WHAT IF I WAS SUED A COUPLE MONTHS AGO AND THE CREDITOR ALREADY GOT A JUDGMENT?
The “automatic stay” referred to above also stops “the enforcement . . . of a judgment obtained before the commencement of the case . . . .” See Section 362(a)(2). That includes stopping garnishments—either a pending or a new one—and any other means of collecting the judgment.
If the judgment attached as a lien to your home, under many circumstances that judgment lien can be “avoided”—unattached from your home, though bankruptcy. Whether that is possible depends on the value of the home and the amount of equity in it compared to the homestead exemption that applies to your home. If such a judgment lien “avoidance” can be done, this is available under either Chapter 7 or 13.
AFTER THE LAWSUIT IS STOPPED, WHAT ACTUALLY HAPPENS TO THAT LAWSUIT?
If the bankruptcy was filed before a judgment was entered, the lawsuit will get dismissed, either affirmatively by the creditor’s attorney, or by that court for lack of activity in the case after a certain amount of time.
If a judgment was entered, the judgment will generally be and remain on your credit record, even though the creditor will have no right to exercise any of the normal rights of a judgment (other than possible lien rights).

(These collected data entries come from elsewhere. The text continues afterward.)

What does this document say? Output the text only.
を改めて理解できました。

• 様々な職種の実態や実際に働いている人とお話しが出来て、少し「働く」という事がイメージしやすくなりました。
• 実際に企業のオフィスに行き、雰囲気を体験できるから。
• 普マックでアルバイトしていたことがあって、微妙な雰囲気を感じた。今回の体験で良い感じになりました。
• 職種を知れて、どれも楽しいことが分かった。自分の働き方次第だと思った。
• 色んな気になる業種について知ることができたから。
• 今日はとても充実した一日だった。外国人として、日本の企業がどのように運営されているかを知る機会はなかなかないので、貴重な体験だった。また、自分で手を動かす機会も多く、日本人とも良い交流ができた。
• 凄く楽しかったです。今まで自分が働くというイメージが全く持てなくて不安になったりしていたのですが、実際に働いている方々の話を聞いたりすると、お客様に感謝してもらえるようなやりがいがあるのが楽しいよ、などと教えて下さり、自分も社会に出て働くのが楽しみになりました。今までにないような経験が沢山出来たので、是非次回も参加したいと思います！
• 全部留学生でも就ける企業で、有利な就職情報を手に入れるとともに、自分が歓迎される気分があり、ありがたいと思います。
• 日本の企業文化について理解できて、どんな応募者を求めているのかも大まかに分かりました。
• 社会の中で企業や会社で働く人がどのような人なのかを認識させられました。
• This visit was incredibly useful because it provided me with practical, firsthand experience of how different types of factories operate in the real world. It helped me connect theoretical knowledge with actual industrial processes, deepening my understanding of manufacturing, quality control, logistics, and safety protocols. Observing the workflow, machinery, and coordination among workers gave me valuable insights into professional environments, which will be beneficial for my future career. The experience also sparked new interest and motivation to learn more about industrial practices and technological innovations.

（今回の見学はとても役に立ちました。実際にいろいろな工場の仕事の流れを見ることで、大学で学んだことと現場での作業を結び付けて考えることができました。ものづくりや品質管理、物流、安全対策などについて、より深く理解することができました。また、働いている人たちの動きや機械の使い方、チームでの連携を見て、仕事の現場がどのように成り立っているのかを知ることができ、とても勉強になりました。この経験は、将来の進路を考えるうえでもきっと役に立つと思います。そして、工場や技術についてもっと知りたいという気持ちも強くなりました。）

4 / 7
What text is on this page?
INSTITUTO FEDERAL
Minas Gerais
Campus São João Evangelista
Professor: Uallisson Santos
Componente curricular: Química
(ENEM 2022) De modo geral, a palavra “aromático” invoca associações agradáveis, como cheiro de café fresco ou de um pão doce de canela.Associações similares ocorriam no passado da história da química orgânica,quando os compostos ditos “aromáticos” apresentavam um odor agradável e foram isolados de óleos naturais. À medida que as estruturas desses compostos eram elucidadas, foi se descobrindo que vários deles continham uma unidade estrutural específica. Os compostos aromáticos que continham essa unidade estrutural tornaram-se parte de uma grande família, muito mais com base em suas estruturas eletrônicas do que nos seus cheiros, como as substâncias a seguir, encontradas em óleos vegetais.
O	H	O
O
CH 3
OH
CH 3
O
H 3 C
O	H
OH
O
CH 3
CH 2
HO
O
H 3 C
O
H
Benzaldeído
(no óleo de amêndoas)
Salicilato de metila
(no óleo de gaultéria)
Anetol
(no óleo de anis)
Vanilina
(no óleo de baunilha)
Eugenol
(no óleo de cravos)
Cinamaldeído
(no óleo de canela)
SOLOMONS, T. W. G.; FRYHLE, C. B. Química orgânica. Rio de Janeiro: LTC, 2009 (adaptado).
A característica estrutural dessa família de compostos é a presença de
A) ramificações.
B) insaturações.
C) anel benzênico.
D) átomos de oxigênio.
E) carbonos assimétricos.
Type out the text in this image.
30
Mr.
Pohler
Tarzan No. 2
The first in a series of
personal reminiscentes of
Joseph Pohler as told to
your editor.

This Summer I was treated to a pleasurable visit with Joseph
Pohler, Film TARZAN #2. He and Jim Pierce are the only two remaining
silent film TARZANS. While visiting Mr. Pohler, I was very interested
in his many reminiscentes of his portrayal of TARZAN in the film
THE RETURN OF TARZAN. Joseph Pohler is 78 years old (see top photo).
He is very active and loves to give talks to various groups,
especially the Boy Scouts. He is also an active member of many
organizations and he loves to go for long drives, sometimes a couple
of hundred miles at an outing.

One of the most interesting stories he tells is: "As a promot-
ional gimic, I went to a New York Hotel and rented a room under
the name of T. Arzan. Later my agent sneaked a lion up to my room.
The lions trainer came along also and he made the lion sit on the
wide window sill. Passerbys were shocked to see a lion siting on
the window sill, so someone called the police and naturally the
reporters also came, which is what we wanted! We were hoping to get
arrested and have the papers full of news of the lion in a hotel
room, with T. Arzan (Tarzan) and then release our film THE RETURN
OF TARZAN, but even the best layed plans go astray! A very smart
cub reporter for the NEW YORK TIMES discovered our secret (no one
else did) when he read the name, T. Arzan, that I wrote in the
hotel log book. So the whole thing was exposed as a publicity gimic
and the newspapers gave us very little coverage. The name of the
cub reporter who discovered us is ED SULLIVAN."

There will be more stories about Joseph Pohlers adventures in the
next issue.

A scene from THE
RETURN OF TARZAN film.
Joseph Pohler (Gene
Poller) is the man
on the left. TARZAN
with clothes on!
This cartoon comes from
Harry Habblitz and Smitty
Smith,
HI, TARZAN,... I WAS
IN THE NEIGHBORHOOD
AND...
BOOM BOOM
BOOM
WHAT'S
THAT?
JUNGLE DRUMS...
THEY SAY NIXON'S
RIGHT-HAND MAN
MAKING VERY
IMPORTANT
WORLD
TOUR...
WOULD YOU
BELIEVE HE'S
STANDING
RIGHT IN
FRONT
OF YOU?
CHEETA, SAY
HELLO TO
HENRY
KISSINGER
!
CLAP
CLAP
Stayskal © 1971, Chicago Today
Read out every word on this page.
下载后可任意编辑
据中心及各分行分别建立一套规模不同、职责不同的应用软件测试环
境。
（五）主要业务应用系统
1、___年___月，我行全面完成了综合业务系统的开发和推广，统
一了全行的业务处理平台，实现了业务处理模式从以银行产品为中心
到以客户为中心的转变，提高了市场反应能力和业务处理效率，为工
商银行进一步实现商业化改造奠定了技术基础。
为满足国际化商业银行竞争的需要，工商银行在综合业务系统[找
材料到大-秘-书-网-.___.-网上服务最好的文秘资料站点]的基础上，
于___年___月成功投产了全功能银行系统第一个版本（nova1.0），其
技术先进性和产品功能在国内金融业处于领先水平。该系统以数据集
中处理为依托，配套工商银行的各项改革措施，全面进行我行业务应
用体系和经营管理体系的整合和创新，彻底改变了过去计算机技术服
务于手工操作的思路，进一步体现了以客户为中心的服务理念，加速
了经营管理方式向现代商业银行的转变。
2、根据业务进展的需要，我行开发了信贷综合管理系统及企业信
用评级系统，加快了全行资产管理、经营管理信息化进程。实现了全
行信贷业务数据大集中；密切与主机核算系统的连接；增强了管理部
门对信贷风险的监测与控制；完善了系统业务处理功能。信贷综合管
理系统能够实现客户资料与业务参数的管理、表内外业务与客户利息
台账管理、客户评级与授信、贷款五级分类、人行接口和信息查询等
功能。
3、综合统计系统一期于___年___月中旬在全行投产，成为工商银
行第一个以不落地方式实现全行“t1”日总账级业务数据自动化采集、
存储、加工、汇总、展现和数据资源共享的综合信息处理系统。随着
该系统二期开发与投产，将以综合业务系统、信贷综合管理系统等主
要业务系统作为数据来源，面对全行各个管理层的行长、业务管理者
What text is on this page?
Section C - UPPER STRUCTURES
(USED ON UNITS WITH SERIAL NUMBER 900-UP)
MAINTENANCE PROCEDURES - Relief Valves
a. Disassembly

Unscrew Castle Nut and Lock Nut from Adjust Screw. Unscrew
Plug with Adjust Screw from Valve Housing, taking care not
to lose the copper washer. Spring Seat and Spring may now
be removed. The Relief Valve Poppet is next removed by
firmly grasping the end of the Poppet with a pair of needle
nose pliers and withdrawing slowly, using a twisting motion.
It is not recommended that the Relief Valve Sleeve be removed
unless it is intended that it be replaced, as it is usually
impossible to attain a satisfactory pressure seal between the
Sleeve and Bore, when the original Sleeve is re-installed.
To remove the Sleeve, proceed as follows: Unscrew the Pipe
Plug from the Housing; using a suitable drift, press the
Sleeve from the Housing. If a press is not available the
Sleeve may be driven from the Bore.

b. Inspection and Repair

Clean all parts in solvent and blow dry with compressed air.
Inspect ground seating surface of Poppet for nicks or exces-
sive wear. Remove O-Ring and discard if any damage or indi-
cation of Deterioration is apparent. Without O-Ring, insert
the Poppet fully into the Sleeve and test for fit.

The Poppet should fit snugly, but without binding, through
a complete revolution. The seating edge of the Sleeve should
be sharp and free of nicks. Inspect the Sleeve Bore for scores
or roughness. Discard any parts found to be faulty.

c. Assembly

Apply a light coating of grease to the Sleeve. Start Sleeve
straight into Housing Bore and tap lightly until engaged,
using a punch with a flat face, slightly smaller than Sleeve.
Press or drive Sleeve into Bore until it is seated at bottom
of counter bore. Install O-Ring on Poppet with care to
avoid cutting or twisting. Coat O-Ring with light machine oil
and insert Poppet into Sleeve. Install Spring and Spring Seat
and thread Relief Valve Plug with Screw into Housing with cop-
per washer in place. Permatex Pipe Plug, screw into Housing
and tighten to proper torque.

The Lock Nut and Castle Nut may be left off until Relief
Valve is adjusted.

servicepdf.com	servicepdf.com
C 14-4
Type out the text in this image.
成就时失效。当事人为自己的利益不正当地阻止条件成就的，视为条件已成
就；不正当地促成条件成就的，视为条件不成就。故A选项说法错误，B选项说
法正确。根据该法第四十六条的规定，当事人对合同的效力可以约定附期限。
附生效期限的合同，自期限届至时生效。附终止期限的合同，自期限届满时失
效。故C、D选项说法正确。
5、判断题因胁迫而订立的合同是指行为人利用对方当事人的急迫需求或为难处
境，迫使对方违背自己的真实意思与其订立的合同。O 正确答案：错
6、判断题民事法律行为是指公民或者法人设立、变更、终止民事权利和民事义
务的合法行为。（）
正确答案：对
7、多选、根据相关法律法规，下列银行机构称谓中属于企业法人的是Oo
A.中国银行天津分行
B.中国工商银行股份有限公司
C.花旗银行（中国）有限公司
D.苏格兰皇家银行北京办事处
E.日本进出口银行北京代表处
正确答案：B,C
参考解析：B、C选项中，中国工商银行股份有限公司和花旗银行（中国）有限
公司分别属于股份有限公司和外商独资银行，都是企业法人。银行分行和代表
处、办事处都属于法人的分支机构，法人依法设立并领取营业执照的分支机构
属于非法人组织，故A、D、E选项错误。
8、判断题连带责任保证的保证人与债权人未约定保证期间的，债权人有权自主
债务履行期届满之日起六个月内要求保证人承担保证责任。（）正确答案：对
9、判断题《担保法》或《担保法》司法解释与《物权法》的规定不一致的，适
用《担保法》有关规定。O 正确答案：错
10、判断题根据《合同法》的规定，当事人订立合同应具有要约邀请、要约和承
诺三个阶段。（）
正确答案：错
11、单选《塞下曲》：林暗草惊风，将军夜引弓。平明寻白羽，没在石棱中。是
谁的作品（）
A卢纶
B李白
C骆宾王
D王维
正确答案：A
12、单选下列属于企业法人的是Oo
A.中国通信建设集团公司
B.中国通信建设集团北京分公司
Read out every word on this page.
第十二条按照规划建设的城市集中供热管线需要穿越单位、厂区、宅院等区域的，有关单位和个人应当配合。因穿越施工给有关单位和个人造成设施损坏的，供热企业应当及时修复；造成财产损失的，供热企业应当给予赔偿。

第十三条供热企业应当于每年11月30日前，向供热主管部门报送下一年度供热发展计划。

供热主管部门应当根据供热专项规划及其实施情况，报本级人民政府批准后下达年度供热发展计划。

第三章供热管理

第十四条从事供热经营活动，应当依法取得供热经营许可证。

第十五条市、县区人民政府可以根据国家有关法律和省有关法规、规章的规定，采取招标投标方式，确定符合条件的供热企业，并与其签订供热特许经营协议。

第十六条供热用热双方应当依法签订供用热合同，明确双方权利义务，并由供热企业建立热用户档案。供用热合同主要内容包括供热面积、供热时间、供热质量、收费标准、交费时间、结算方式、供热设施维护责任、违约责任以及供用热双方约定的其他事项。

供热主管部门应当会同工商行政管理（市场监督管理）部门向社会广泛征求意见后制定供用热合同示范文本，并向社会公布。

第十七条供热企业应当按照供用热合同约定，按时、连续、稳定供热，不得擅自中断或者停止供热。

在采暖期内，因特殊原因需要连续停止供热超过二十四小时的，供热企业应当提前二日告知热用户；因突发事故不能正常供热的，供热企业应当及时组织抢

This all assumes that you do in fact discharge the underlying debt through your bankruptcy case. If you fail to do so, as soon as your bankruptcy case is over the “automatic stay” will expire. The creditor would be able to get a judgment against you, if it had not before your bankruptcy was file, and if it had, it would be able to collect on that judgment. It’s clear that if you file a bankruptcy case to deal with a lawsuit, it’s crucial that you follow through and complete it successfully.